Am 30. November 2023 veranstaltete die Aurora Humanitarian Initiative eine Aurora Dialogues Online-Veranstaltung mit dem Titel „Der Glaube an die Menschlichkeit: Religion als verbindende Kraft für das Gute“, die in Zusammenarbeit mit dem Tanenbaum Center for Interreligious Understanding organisiert wurde. „Seit unserem letzten Treffen im Rahmen der Aurora Dialogues vor ein paar Monaten hat sich so viel verändert – leider auch vieles zum Schlechten. Der Bedarf an humanitärer Hilfe, Intervention und Aufmerksamkeit ist heute größer als in der jüngeren Vergangenheit. In einer Welt, die so sehr von Spaltungen und Konflikten geprägt ist, ist es wichtig, uns an die Kraft des Glaubens zu erinnern, die uns zusammenbringt“, so Armine Afeyan, Geschäftsführerin der Aurora Humanitarian Initiative, bei der Begrüßung der Teilnehmer. 

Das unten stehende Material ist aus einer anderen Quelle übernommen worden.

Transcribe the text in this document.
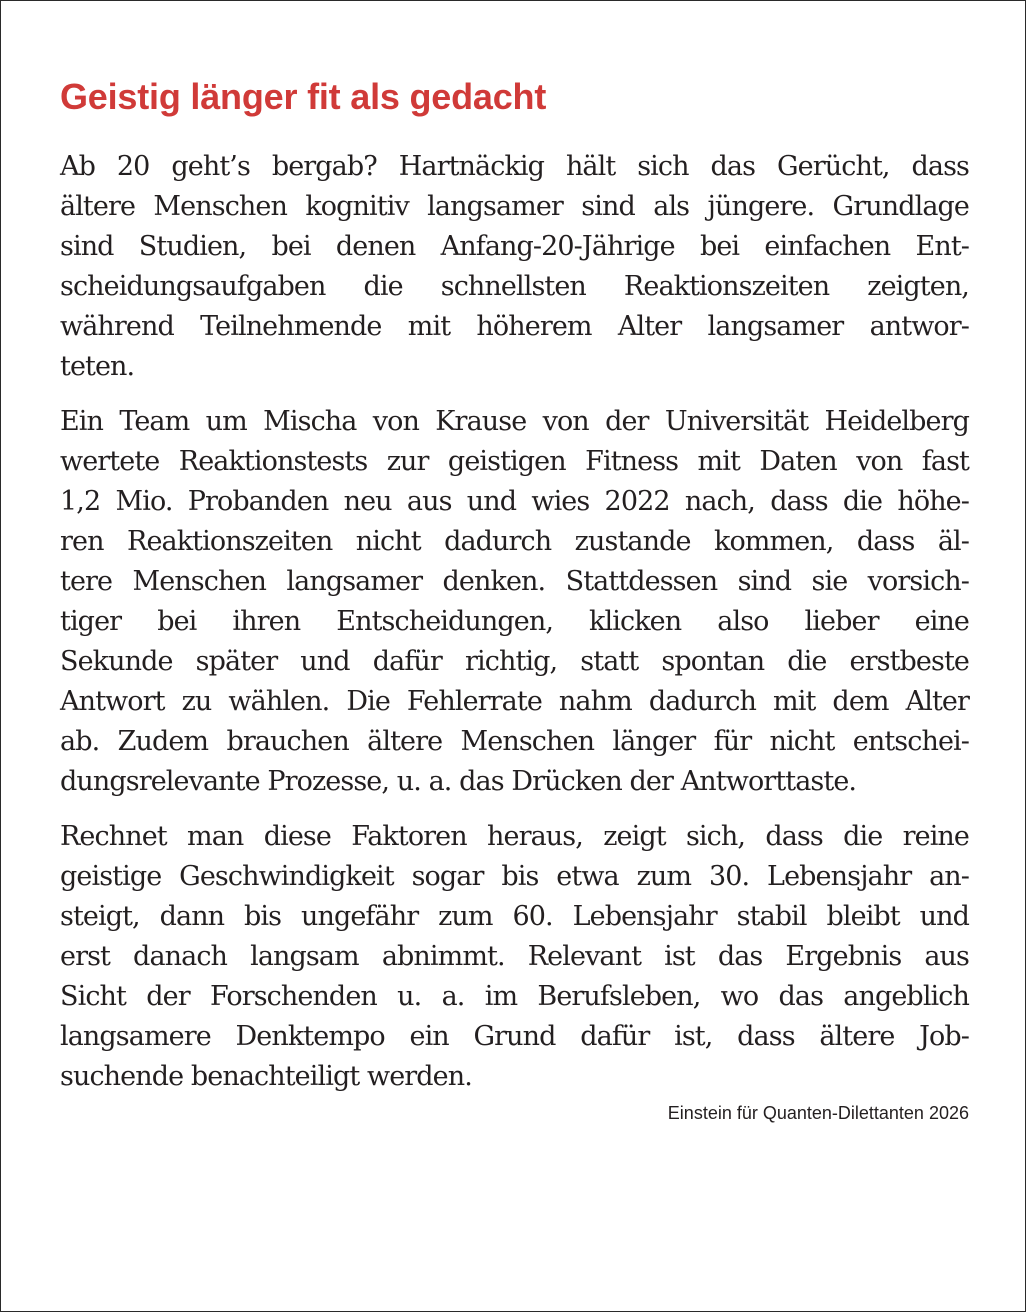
Geistig länger fit als gedacht

Ab 20 geht’s bergab? Hartnäckig hält sich das Gerücht, dass
ältere Menschen kognitiv langsamer sind als jüngere. Grundlage
sind Studien, bei denen Anfang-20-Jährige bei einfachen Ent-
scheidungsaufgaben die schnellsten Reaktionszeiten zeigten,
während Teilnehmende mit höherem Alter langsamer antwor-
teten.

Ein Team um Mischa von Krause von der Universität Heidelberg
wertete Reaktionstests zur geistigen Fitness mit Daten von fast
1,2 Mio. Probanden neu aus und wies 2022 nach, dass die höhe-
ren Reaktionszeiten nicht dadurch zustande kommen, dass äl-
tere Menschen langsamer denken. Stattdessen sind sie vorsich-
tiger bei ihren Entscheidungen, klicken also lieber eine
Sekunde später und dafür richtig, statt spontan die erstbeste
Antwort zu wählen. Die Fehlerrate nahm dadurch mit dem Alter
ab. Zudem brauchen ältere Menschen länger für nicht entschei-
dungsrelevante Prozesse, u. a. das Drücken der Antworttaste.

Rechnet man diese Faktoren heraus, zeigt sich, dass die reine
geistige Geschwindigkeit sogar bis etwa zum 30. Lebensjahr an-
steigt, dann bis ungefähr zum 60. Lebensjahr stabil bleibt und
erst danach langsam abnimmt. Relevant ist das Ergebnis aus
Sicht der Forschenden u. a. im Berufsleben, wo das angeblich
langsamere Denktempo ein Grund dafür ist, dass ältere Job-
suchende benachteiligt werden.

Einstein für Quanten-Dilettanten 2026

Dr. Azza Karam, Professorin für Religion und Entwicklung an der Vrije Universiteit Amsterdam, moderierte die Diskussion, in der es um die Frage ging, ob Religion das Potenzial hat, zu einer verbindenden Kraft zu werden, die Menschen auf der ganzen Welt an ihre gemeinsame Menschlichkeit erinnert. Zu den Rednern gehörten Dr. Tom Catena, Vorsitzender der Aurora Humanitarian Initiative und medizinischer Direktor des Mother of Mercy Hospital; Dr. Sarah AK Ahmed, Tanenbaum Peacemaker in Action und Direktorin für Programmarbeit bei Preemptive Love; Debra Boudreaux, Geschäftsführerin von Tzu Chi; Ruth Messinger, globale Botschafterin des American Jewish World Service und Msgr. Robert Vitillo, Mitglied des Expertengremiums für den Aurora-Preis und Generalsekretär der Internationalen katholischen Kommission für Migrationsfragen.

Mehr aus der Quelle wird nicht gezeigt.